For this church:
Features and Fittings
The present fixtures and fittings within St Alban’s Church are a mixture of the remains of the original Anglo-Catholic building and the additions made by the present users, the Ukrainian Greek Orthodox Church. The listing here comprises the remaining original items still within the building plus information retrieved from old photographs, along with photographs that show the changes and in a few instances the re-use of original fittings.
There are three altars in the church: the high altar, under the west window, another in the Lady Chapel at the east end of the north aisle, and the third in St. Michael’s chapel at the east end of the south aisle.
The high altar photographed in the early days of the church was aptly named as it is recorded set on three steps with the rear structure extending up to the bottom of the east window from a well-proportioned base. Sadly the quality of the photograph does not show the finer qualities of the decoration. It was donated by two friends in 1902. The present altar in the same position is a five-panel dark oak structure with framed painted images resting on the top.
The altar in the Lady Chapel is set within the recess that accommodates window No.1; it sits on a plinth that extends from one side of the recess to the other. The altar base has a four panelled front and a high reredos divided into five panels with the outer two on each side being narrow and the centre panel being the width of the two side panels. The centre panel also rises above the outer sections. The top is decorated with carving. All the panels have carved figures resting on corbels. The reredos was given by Mrs Bowman Hart.
The altar in the Lady Chapel was given to commemorate a parishioner, Charles Matthews, and his son. It has a five panel front of dark stained wood and is set upon a single step. There is not currently a reredos at the back of the altar, but a brief note in the records state that a reredos was installed in St. Michael’s chapel in early 1917.
Although the church probably had an altar rail, it is no longer present or shown on the old photographs available.
The two chapels, the chancel and the aisles are all separated by carved screens, dating from different times corresponding to the stages when the building was completed. This process continued in the recent past when Catholic icons were added to the chancel screen by Mr Cholak in 2000 and to the altars by Mr Potik in the 1960s.
The old chancel screen was a gift by the sons of Thomas and Alice Tew.
The font is located centrally at the west end of the church. It was installed in 1892 and was designed by the church’s architect Bodley. It has an octagonal base with a smaller octagonal base set upon it, from which the central shaft rises, this is also octagonal, as is the font bowl. The entire assembly is cut from red Runcorn stone and the eight sides of the bowl have carved decoration. Four alternate sides have the monogram I.H.S., the first three letters of the spelling of the Greek word for Jesus. The other four sides each have the symbol of the four Evangelists: St Matthew a Man, St Mark a Lion, St Luke an Ox and St John an Eagle.
Originally the font had an ornate carved wooden cover but this is no longer extant; currently the top of the font is covered by a flat base that supports a large multi-coloured ceramic or stone figure of St. Mary the mother of Jesus. The red Runcorn stone is now covered by white paint on the plinths and base whilst the bowl is decorated in a variety of colours highlighting the design.
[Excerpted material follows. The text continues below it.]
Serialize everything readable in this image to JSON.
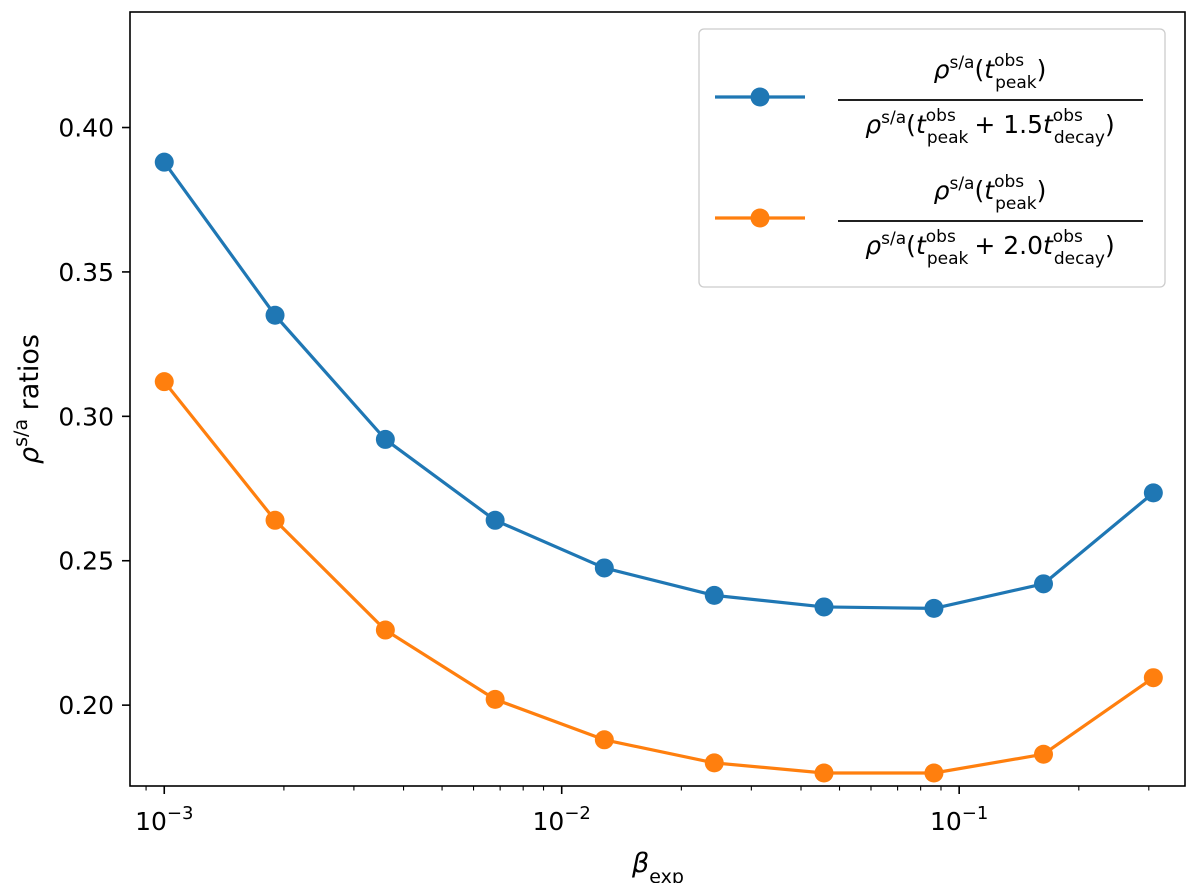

This item is also located at the west end of the church close by the last shaft of the south aisle. It is free-standing, looking much like a small narrow font.
It is of white stone, possibly Lincolnshire limestone.
It has a moulded plinth and bowl and is octagonal.
The original seating for the congregation in the nave was rows of dark stained chairs with either one or two horizontal slates forming the backrest. A few of these chairs still exist in the church set along the west wall under the west window. At some point in time, probably after the transfer of the building to the present users, the chairs were replaced by modern light stained wooden pews.
No images of the choir stalls were found and the chancel where they were located has been re-ordered to form a sanctuary without seating except for a three-seat carved oak sedilia, one of several in the church. The sedilia were dedicated on 16 February 1937 by the Bishop of Southwell to the memory of a former vicar, the Rev F. C. Finch. They were designed by E. H. Heazell.
A photograph c.1932 shows a brass lectern sited in front of the chancel arch. It is of a traditional design made from brass with a circular base mounted on four bun feet with a turned brass shaft supporting a globe on which rests a traditional bird with outstretched wings.
It is no longer in the building.
The church does not currently have a pulpit. No satisfactory images or information were found regarding its design, but it is shown on an old photograph located in front of the chancel screen on the south side of the chancel arch. It appears to be made of carved wood with panels, but the detail is not discernible. It was installed in 1907.